Politics

les candidats précisent leurs engagements sur l’éducation, sans convaincre les syndicats d’enseignants


Emmanuel Macron en visite à l’école élémentaire de Bouge, à Marseille, le 2 septembre 2021.

Ils partagent le diagnostic : l’école, éprouvée par deux années de crise sanitaire, mérite qu’on la traite comme une « priorité » et qu’on lui consacre davantage de moyens. Des moyens pour les enseignants, des moyens pour les élèves, des moyens pour les étudiants. Mais passé ce constat, les deux candidats finalistes de l’élection présidentielle ont confirmé, mercredi 20 avril lors de leur face-à-face télévisé, que s’ils étaient élus, ils n’emprunteraient pas les mêmes chemins.

Sur la query des rémunérations des enseignants, les lignes ont bougé. Surtout du côté du président candidat, Emmanuel Macron, qui s’est engagé à une « revalorisation inconditionnelle » des professeurs. Un sign adressé à cet électorat de quelque 900 000 personnels, à trois jours du second tour. Jusqu’à présent, M. Macron faisait campagne sur une hausse des salaires conditionnée à l’accomplissement de nouvelles missions – remplacement, aide aux devoirs… Un « nouveau pacte » qui, depuis son annonce le 17 mars à Aubervilliers, a crispé les intéressés.

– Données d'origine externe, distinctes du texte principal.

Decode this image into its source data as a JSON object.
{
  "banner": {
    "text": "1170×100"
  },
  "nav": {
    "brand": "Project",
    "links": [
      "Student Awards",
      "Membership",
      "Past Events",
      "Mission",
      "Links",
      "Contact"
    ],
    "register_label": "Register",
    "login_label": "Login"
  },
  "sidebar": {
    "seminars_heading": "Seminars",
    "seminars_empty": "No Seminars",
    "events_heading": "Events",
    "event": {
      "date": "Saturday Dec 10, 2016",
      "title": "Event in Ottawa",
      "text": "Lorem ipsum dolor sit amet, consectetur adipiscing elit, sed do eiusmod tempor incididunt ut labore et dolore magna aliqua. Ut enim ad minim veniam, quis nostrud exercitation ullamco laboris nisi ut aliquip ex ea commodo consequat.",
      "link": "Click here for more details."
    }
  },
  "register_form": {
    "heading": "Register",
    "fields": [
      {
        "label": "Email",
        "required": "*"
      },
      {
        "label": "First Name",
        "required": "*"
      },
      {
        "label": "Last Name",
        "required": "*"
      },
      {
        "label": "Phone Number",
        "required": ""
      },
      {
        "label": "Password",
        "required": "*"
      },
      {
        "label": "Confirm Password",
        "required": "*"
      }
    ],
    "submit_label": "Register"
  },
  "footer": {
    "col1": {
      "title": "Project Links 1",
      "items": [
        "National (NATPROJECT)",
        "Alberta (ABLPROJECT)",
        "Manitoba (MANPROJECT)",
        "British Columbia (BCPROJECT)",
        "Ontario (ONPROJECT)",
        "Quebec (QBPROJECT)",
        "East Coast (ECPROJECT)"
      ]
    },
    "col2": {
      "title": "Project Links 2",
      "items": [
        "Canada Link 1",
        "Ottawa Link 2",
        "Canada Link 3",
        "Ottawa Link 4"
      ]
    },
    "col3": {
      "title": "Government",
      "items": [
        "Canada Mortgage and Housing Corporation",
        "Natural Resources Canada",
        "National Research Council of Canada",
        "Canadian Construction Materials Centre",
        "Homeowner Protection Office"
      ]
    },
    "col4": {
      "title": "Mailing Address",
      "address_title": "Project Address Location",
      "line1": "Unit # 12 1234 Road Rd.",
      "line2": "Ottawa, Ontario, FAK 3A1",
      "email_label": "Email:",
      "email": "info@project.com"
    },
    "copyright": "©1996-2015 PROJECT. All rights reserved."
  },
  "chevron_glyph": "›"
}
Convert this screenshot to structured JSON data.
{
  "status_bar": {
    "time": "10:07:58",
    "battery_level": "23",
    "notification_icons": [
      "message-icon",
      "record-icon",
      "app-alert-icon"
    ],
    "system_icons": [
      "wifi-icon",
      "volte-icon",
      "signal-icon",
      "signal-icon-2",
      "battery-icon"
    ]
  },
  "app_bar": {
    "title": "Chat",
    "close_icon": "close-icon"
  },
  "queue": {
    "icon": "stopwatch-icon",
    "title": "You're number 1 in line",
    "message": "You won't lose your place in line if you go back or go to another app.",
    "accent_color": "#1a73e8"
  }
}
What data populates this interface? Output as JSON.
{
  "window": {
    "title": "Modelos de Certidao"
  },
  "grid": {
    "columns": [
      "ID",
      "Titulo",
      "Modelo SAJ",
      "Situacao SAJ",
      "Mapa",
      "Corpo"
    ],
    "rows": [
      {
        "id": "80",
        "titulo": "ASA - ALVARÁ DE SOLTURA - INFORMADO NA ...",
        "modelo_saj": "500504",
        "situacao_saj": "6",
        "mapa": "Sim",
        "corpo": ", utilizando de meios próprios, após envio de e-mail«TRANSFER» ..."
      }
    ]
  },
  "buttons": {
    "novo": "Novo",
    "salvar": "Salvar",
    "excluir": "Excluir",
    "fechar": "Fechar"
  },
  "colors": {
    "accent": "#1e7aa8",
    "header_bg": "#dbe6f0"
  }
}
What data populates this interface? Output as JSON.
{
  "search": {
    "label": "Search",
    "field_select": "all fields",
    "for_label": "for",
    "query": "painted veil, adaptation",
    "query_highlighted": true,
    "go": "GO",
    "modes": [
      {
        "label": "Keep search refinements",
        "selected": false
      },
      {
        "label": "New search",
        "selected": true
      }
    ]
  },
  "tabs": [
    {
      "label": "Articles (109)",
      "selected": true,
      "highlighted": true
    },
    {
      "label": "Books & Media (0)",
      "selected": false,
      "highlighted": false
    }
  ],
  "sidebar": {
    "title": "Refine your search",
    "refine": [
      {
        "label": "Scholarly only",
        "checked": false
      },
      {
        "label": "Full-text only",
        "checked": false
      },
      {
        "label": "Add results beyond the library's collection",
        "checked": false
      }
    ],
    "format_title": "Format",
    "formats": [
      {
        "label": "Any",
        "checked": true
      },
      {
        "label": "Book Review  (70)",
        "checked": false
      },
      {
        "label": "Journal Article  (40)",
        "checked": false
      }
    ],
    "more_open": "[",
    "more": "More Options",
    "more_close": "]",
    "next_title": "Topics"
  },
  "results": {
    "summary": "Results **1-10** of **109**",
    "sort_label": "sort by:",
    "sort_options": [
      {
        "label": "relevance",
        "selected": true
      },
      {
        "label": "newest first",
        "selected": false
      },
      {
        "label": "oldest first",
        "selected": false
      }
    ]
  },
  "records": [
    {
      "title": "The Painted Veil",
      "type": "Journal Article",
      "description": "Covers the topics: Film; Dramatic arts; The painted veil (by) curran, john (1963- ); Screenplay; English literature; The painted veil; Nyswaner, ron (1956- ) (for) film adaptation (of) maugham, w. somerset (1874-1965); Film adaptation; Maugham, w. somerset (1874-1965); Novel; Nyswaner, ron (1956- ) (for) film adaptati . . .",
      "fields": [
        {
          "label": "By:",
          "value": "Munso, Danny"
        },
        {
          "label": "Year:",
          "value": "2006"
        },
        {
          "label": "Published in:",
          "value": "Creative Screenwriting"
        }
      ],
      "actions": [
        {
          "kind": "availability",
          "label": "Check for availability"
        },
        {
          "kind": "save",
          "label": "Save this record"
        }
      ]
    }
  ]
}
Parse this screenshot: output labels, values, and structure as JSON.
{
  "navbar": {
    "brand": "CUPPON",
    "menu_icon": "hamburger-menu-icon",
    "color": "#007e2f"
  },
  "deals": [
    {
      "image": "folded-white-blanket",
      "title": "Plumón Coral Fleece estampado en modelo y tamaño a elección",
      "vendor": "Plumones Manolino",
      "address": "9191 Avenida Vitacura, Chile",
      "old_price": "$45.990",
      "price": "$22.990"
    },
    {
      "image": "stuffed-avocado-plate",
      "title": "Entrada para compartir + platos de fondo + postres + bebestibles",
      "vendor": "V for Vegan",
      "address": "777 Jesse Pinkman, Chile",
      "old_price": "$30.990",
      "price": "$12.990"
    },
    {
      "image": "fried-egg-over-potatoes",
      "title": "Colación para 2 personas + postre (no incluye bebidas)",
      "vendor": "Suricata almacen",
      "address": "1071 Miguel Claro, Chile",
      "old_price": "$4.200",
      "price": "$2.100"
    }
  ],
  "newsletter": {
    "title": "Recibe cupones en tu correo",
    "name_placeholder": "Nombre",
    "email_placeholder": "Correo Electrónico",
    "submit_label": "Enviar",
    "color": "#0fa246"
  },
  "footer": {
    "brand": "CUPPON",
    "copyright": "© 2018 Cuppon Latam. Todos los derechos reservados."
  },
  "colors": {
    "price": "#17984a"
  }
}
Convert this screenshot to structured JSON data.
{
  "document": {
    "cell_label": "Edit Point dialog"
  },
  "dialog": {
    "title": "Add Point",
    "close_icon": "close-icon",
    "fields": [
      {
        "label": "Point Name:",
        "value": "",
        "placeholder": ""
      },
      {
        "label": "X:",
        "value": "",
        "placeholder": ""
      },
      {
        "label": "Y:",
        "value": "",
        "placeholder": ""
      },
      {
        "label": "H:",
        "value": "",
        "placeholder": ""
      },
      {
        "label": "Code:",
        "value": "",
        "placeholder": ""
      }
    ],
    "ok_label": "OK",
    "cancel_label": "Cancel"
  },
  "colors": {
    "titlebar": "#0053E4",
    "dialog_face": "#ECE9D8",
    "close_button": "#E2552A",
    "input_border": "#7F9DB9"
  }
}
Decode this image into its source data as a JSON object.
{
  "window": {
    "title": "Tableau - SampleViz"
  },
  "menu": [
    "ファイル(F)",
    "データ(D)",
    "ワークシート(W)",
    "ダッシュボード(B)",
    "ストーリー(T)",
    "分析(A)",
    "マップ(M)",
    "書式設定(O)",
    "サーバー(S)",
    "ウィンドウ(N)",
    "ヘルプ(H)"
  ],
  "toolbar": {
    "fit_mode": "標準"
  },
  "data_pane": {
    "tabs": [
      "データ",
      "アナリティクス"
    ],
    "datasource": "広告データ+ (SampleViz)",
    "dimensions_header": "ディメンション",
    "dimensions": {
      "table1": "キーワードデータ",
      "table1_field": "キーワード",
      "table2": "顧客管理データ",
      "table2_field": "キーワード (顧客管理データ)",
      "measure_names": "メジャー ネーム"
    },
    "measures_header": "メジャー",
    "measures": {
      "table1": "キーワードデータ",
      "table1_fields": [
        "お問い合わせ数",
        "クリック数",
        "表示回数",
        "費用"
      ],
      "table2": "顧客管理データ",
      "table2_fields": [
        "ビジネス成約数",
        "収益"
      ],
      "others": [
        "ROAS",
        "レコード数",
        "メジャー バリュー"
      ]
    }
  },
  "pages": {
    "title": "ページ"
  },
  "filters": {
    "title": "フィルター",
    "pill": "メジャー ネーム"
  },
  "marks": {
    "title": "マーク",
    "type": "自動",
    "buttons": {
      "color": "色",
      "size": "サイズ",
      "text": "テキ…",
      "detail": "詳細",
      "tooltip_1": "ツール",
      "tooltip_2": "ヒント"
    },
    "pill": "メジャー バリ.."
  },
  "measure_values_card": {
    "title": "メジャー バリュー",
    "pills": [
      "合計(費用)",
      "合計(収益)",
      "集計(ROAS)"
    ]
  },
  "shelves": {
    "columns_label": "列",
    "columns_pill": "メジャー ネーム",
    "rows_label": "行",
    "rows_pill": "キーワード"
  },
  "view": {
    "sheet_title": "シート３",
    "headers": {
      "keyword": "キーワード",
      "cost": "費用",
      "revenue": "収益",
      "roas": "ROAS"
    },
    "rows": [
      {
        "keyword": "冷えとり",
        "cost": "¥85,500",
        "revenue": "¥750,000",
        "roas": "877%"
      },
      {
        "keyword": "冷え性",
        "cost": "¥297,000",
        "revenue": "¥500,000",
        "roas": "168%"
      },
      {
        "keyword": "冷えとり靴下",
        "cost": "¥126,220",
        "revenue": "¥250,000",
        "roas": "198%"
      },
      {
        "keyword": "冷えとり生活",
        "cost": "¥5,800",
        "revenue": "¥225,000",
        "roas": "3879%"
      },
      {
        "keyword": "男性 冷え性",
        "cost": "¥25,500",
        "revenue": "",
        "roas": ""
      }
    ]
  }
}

Changement de ton mais aussi d’ambition, ce mercredi : « La revalorisation a commencé sous ce quinquennat, elle se poursuivra et sera de l’ordre d’environ 10 % pour tous les enseignants. Il n’y aura pas de démarrage de carrière sous 2 000 euros, ce n’est conditionné à absolument rien », a assuré M. Macron. Une enveloppe annuelle de 12 milliards d’euros est dévolue à l’éducation.

Lire aussi : Débat Macron-Le Pen : ce qu’il faut retenir du débat de l’entre-deux-tours de la présidentielle

Le cap du candidat La République en marche reste le même : rémunérer davantage les enseignants qui en feraient plus – l’augmentation « pourra aller jusqu’à 20 % pour celles et ceux qui adoptent les méthodes les plus innovantes », a-t-il affirmé. Mais le président candidat intègre désormais cette approche – qui n’est pas sans rappeler le « travailler plus pour gagner de plus » des années Sarkozy – dans un dessein plus massive : une revalorisation de tous.

Passe d’armes remarquée

En face, la candidate du Rassemblement nationwide, Marine Le Pen, a à peine fait évoluer l’objectif qu’elle s’est fixé pour les cinq prochaines années : une augmentation de 16 % des salaires enseignants d’ici à 2027 – contre 15 % évoqués auparavant – ; soit 3 % par an. Mais cela ne se ferait pas non plus sans contrepartie. Le débat a permis de confirmer que Mme Le Pen prévoit bien d’allonger d’une demi-journée supplémentaire le temps de travail des professeurs. « Ils seront payés en plus pour cette demi-journée au primaire, le mercredi matin », a fait savoir la candidate. Un doable changement de rythmes scolaires qui ne dit pas son nom.